Introduction Increasing levels of obesity worldwide have led to a rise in the prevalence of obesity-related complications including cardiovascular risk factors such as diabetes, hypertension and dyslipidaemia. Healthcare providers believe that overweight and obese cardiac surgery patients are more likely to experience adverse postoperative outcomes. The body mass index (BMI) is the primary measure of obesity in clinical practice, without accounting for a patient’s level of cardiopulmonary fitness or muscle mass. The objective of this study is to determine whether fitness capacity of obese cardiac surgical patients and biomarkers, alone or in combination, will help identify patients at risk for adverse outcomes when undergoing cardiac surgery.
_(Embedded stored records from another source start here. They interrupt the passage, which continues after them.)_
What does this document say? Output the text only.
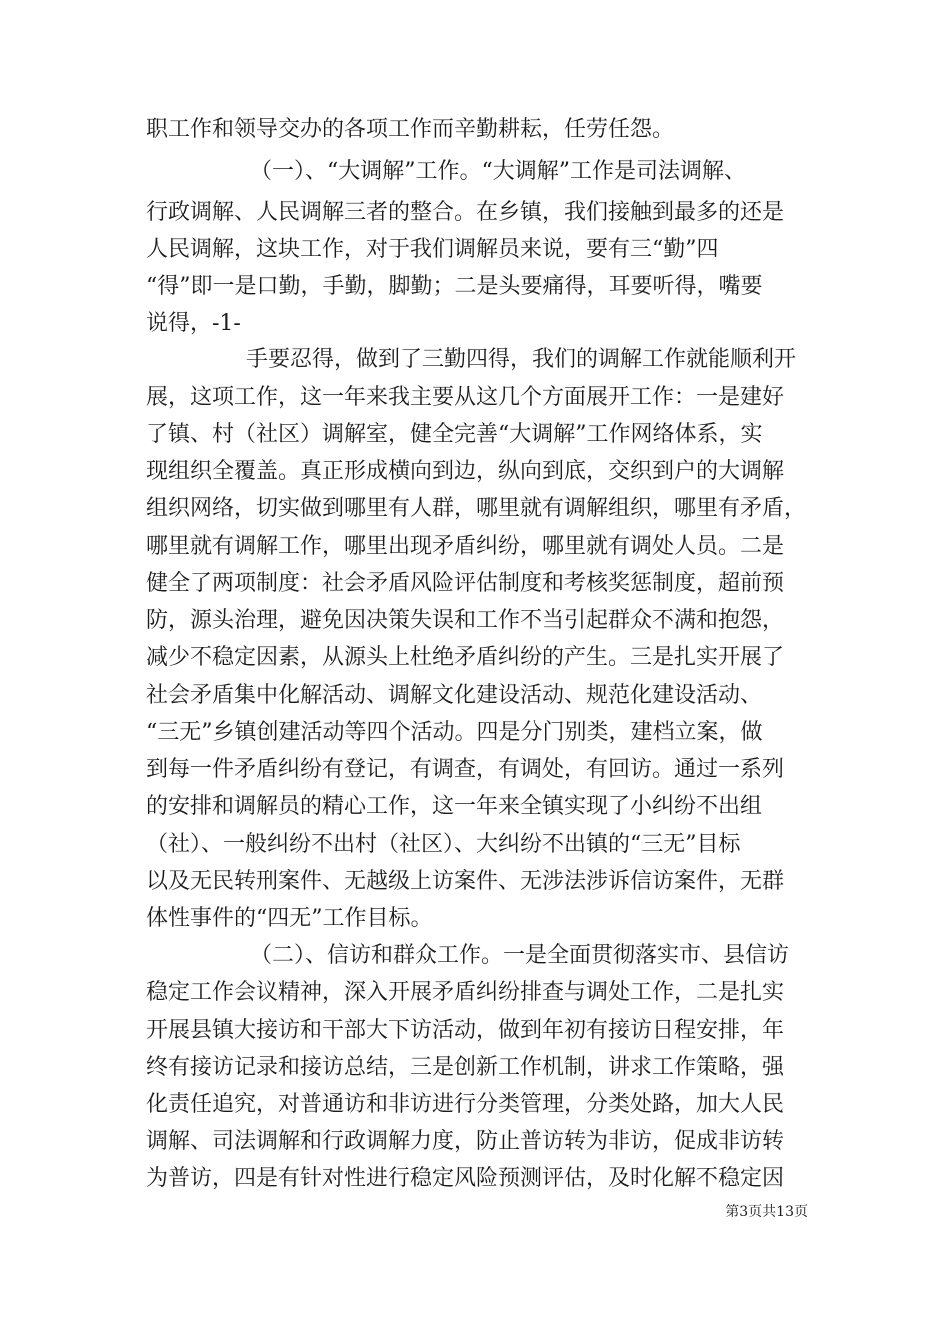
职工作和领导交办的各项工作而辛勤耕耘，任劳任怨。
（一）、“大调解”工作。“大调解”工作是司法调解、
行政调解、人民调解三者的整合。在乡镇，我们接触到最多的还是
人民调解，这块工作，对于我们调解员来说，要有三“勤”四
“得”即一是口勤，手勤，脚勤；二是头要痛得，耳要听得，嘴要
说得，-1-
手要忍得，做到了三勤四得，我们的调解工作就能顺利开
展，这项工作，这一年来我主要从这几个方面展开工作：一是建好
了镇、村（社区）调解室，健全完善“大调解”工作网络体系，实
现组织全覆盖。真正形成横向到边，纵向到底，交织到户的大调解
组织网络，切实做到哪里有人群，哪里就有调解组织，哪里有矛盾，
哪里就有调解工作，哪里出现矛盾纠纷，哪里就有调处人员。二是
健全了两项制度：社会矛盾风险评估制度和考核奖惩制度，超前预
防，源头治理，避免因决策失误和工作不当引起群众不满和抱怨，
减少不稳定因素，从源头上杜绝矛盾纠纷的产生。三是扎实开展了
社会矛盾集中化解活动、调解文化建设活动、规范化建设活动、
“三无”乡镇创建活动等四个活动。四是分门别类，建档立案，做
到每一件矛盾纠纷有登记，有调查，有调处，有回访。通过一系列
的安排和调解员的精心工作，这一年来全镇实现了小纠纷不出组
（社）、一般纠纷不出村（社区）、大纠纷不出镇的“三无”目标
以及无民转刑案件、无越级上访案件、无涉法涉诉信访案件，无群
体性事件的“四无”工作目标。
（二）、信访和群众工作。一是全面贯彻落实市、县信访
稳定工作会议精神，深入开展矛盾纠纷排查与调处工作，二是扎实
开展县镇大接访和干部大下访活动，做到年初有接访日程安排，年
终有接访记录和接访总结，三是创新工作机制，讲求工作策略，强
化责任追究，对普通访和非访进行分类管理，分类处路，加大人民
调解、司法调解和行政调解力度，防止普访转为非访，促成非访转
为普访，四是有针对性进行稳定风险预测评估，及时化解不稳定因
第3页共13页
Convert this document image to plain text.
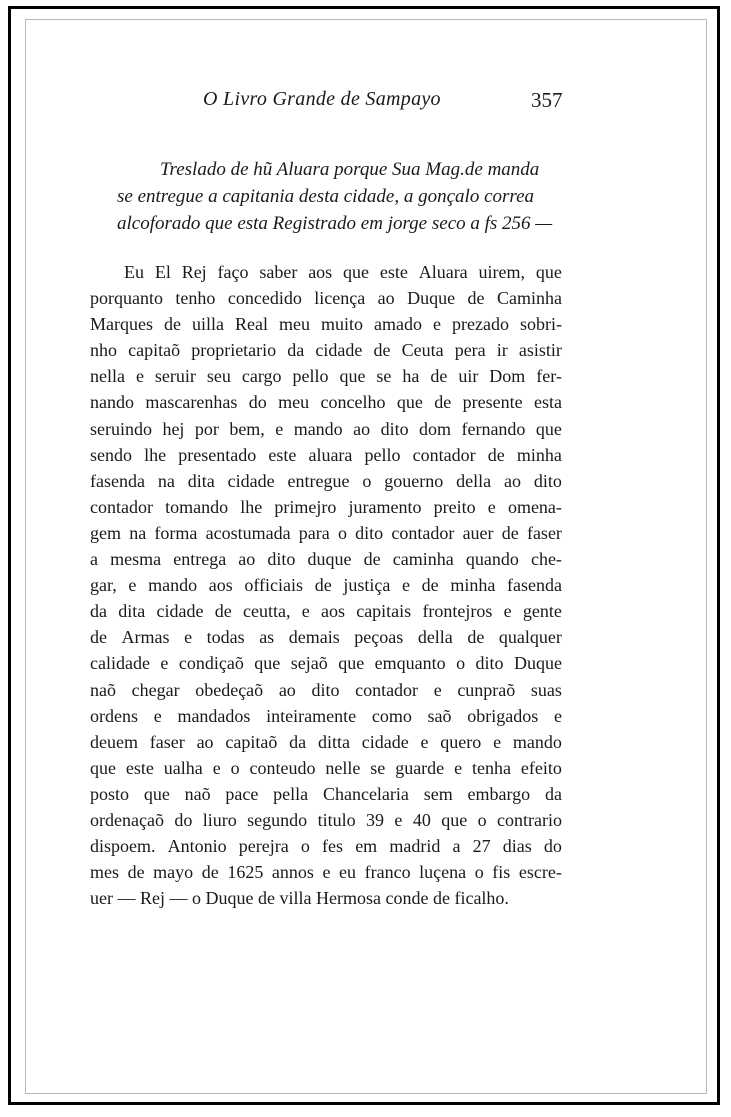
O Livro Grande de Sampayo	357
Treslado de hũ Aluara porque Sua Mag.de manda
se entregue a capitania desta cidade, a gonçalo correa
alcoforado que esta Registrado em jorge seco a fs 256 —
Eu El Rej faço saber aos que este Aluara uirem, que
porquanto tenho concedido licença ao Duque de Caminha
Marques de uilla Real meu muito amado e prezado sobri-
nho capitaõ proprietario da cidade de Ceuta pera ir asistir
nella e seruir seu cargo pello que se ha de uir Dom fer-
nando mascarenhas do meu concelho que de presente esta
seruindo hej por bem, e mando ao dito dom fernando que
sendo lhe presentado este aluara pello contador de minha
fasenda na dita cidade entregue o gouerno della ao dito
contador tomando lhe primejro juramento preito e omena-
gem na forma acostumada para o dito contador auer de faser
a mesma entrega ao dito duque de caminha quando che-
gar, e mando aos officiais de justiça e de minha fasenda
da dita cidade de ceutta, e aos capitais frontejros e gente
de Armas e todas as demais peçoas della de qualquer
calidade e condiçaõ que sejaõ que emquanto o dito Duque
naõ chegar obedeçaõ ao dito contador e cunpraõ suas
ordens e mandados inteiramente como saõ obrigados e
deuem faser ao capitaõ da ditta cidade e quero e mando
que este ualha e o conteudo nelle se guarde e tenha efeito
posto que naõ pace pella Chancelaria sem embargo da
ordenaçaõ do liuro segundo titulo 39 e 40 que o contrario
dispoem. Antonio perejra o fes em madrid a 27 dias do
mes de mayo de 1625 annos e eu franco luçena o fis escre-
uer — Rej — o Duque de villa Hermosa conde de ficalho.
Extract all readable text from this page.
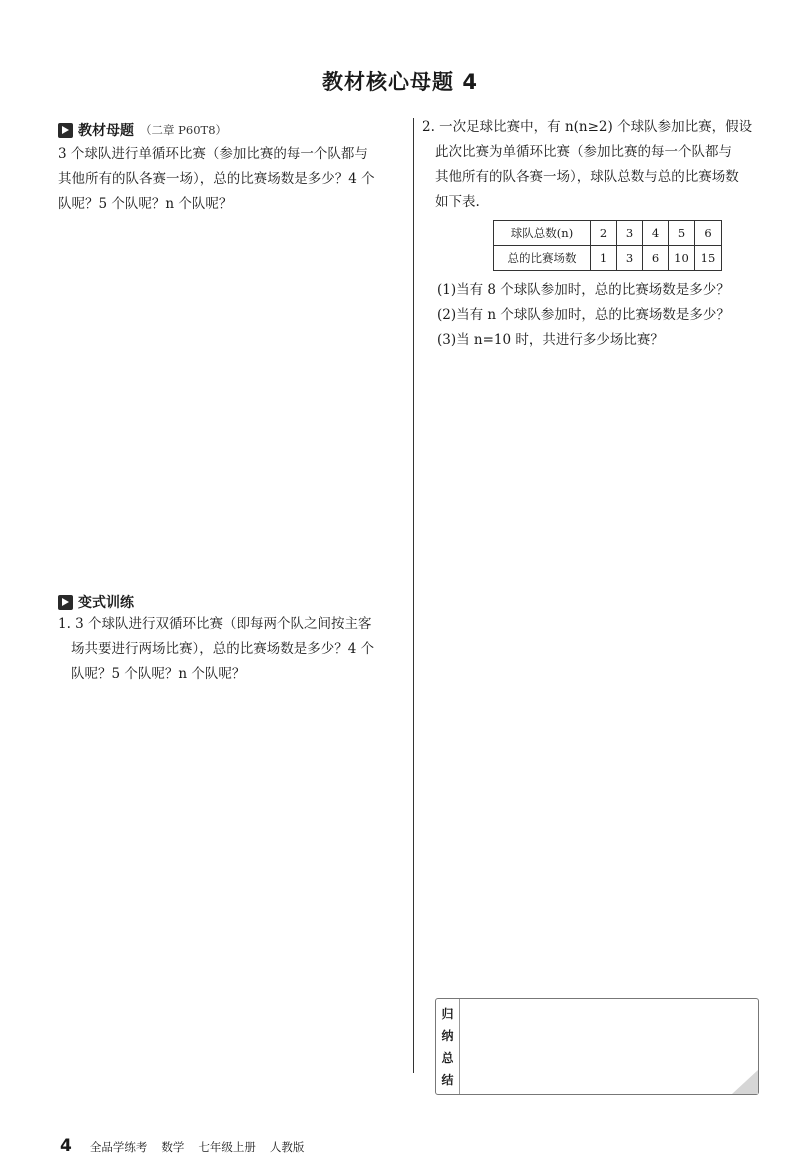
教材核心母题 4
教材母题 （二章 P60T8）
3 个球队进行单循环比赛（参加比赛的每一个队都与
其他所有的队各赛一场），总的比赛场数是多少？4 个
队呢？5 个队呢？n 个队呢？
变式训练
1. 3 个球队进行双循环比赛（即每两个队之间按主客
场共要进行两场比赛），总的比赛场数是多少？4 个
队呢？5 个队呢？n 个队呢？
2. 一次足球比赛中，有 n(n≥2) 个球队参加比赛，假设
此次比赛为单循环比赛（参加比赛的每一个队都与
其他所有的队各赛一场），球队总数与总的比赛场数
如下表.
球队总数(n)	2	3	4	5	6
总的比赛场数	1	3	6	10	15
(1)当有 8 个球队参加时，总的比赛场数是多少？
(2)当有 n 个球队参加时，总的比赛场数是多少？
(3)当 n=10 时，共进行多少场比赛？
归
纳
总
结
4 全品学练考 数学 七年级上册 人教版
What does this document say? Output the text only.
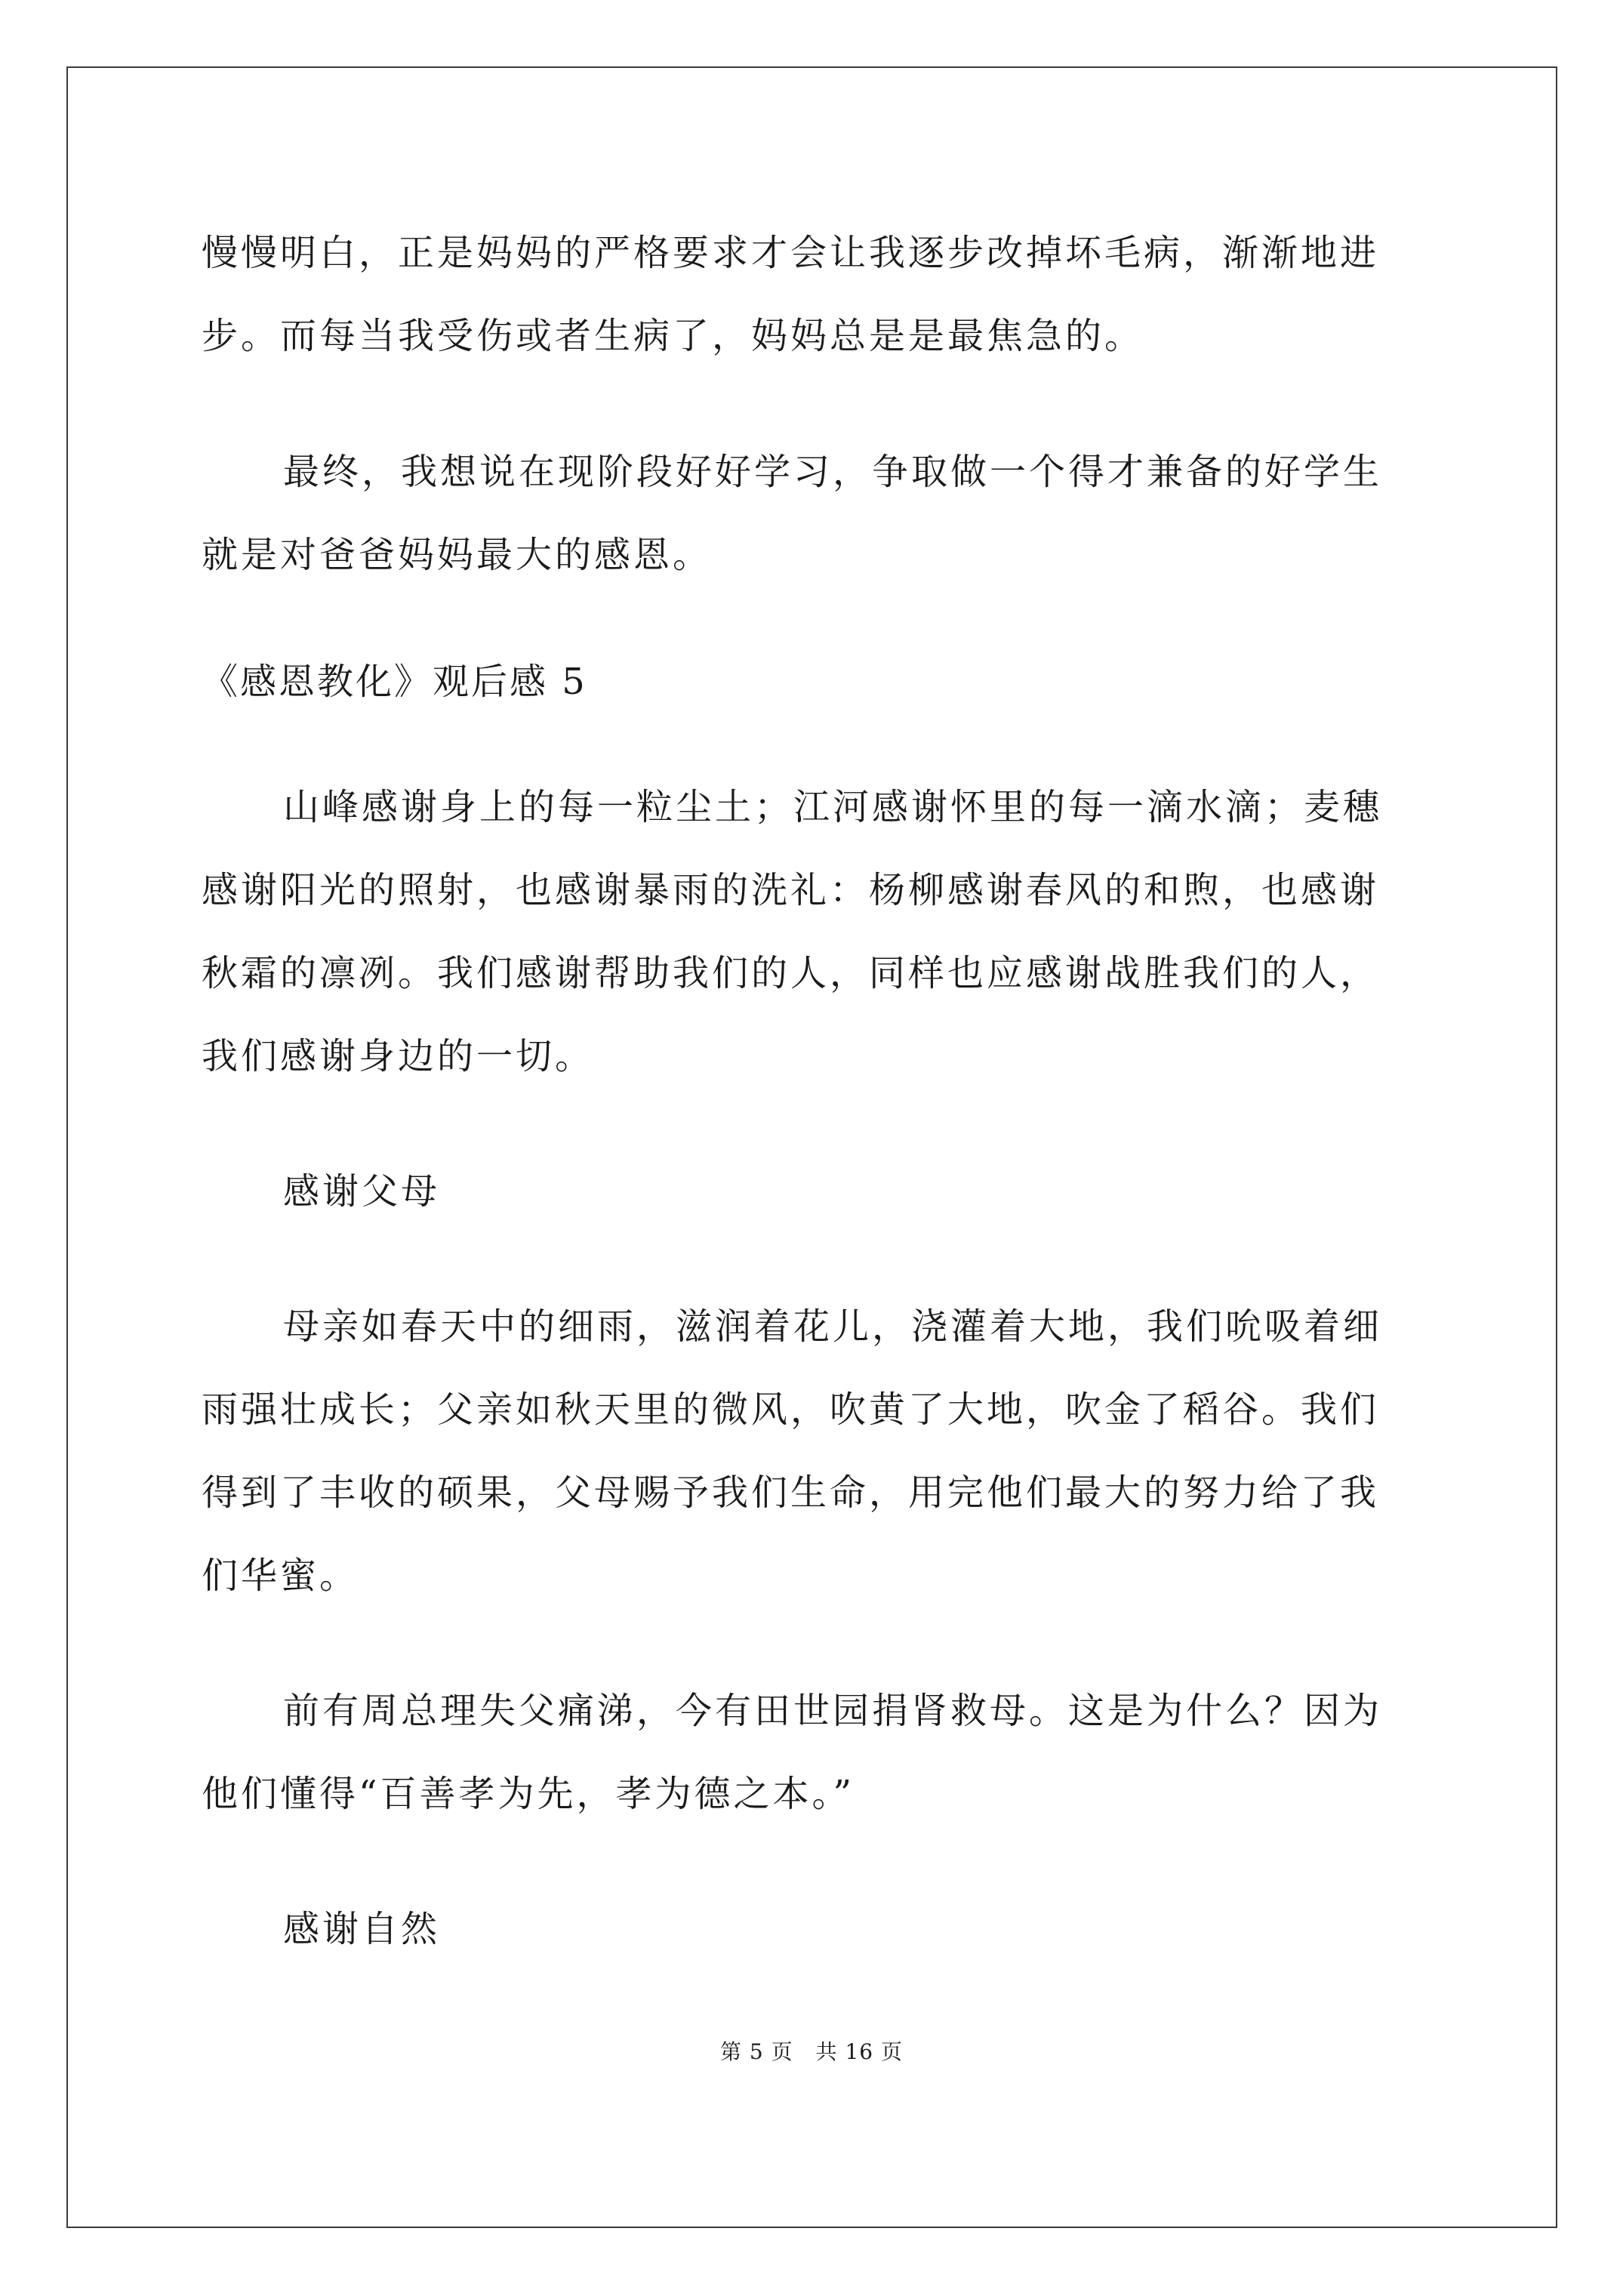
慢慢明白，正是妈妈的严格要求才会让我逐步改掉坏毛病，渐渐地进
步。而每当我受伤或者生病了，妈妈总是是最焦急的。
最终，我想说在现阶段好好学习，争取做一个得才兼备的好学生
就是对爸爸妈妈最大的感恩。
《感恩教化》观后感 5
山峰感谢身上的每一粒尘土；江河感谢怀里的每一滴水滴；麦穗
感谢阳光的照射，也感谢暴雨的洗礼：杨柳感谢春风的和煦，也感谢
秋霜的凛冽。我们感谢帮助我们的人，同样也应感谢战胜我们的人，
我们感谢身边的一切。
感谢父母
母亲如春天中的细雨，滋润着花儿，浇灌着大地，我们吮吸着细
雨强壮成长；父亲如秋天里的微风，吹黄了大地，吹金了稻谷。我们
得到了丰收的硕果，父母赐予我们生命，用完他们最大的努力给了我
们华蜜。
前有周总理失父痛涕，今有田世园捐肾救母。这是为什么？因为
他们懂得“百善孝为先，孝为德之本。”
感谢自然
第 5 页 共 16 页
Methods and analysis Patients between the ages of 18 and 75 years undergoing elective cardiac surgery are consented to participate in this prospective observational study. Patients will be invited to participate in measures of obesity, functional capacity and exercise capacity assessments, quality of life questionnaires, and blood and tissue sampling for biomarker analysis. The endpoints evaluated are measures other than BMI that could be predictive of short-term and long-term postoperative outcomes. Clinical outcomes of interest are prolonged ventilation, hospital length of stay, renal failure and all-cause mortality. Biomarkers of interest will largely focus on metabolism (lipids, amino acids) and inflammation (adipokines, cytokines and chemokines).

Ethics and dissemination This study has been approved by the institutional review board at the Horizon Health Network. On completion of the study, the results shall be disseminated through conference presentations and publications in peer-reviewed journals. Additionally, the report shall also be diffused more broadly to the general public and the cardiovascular community.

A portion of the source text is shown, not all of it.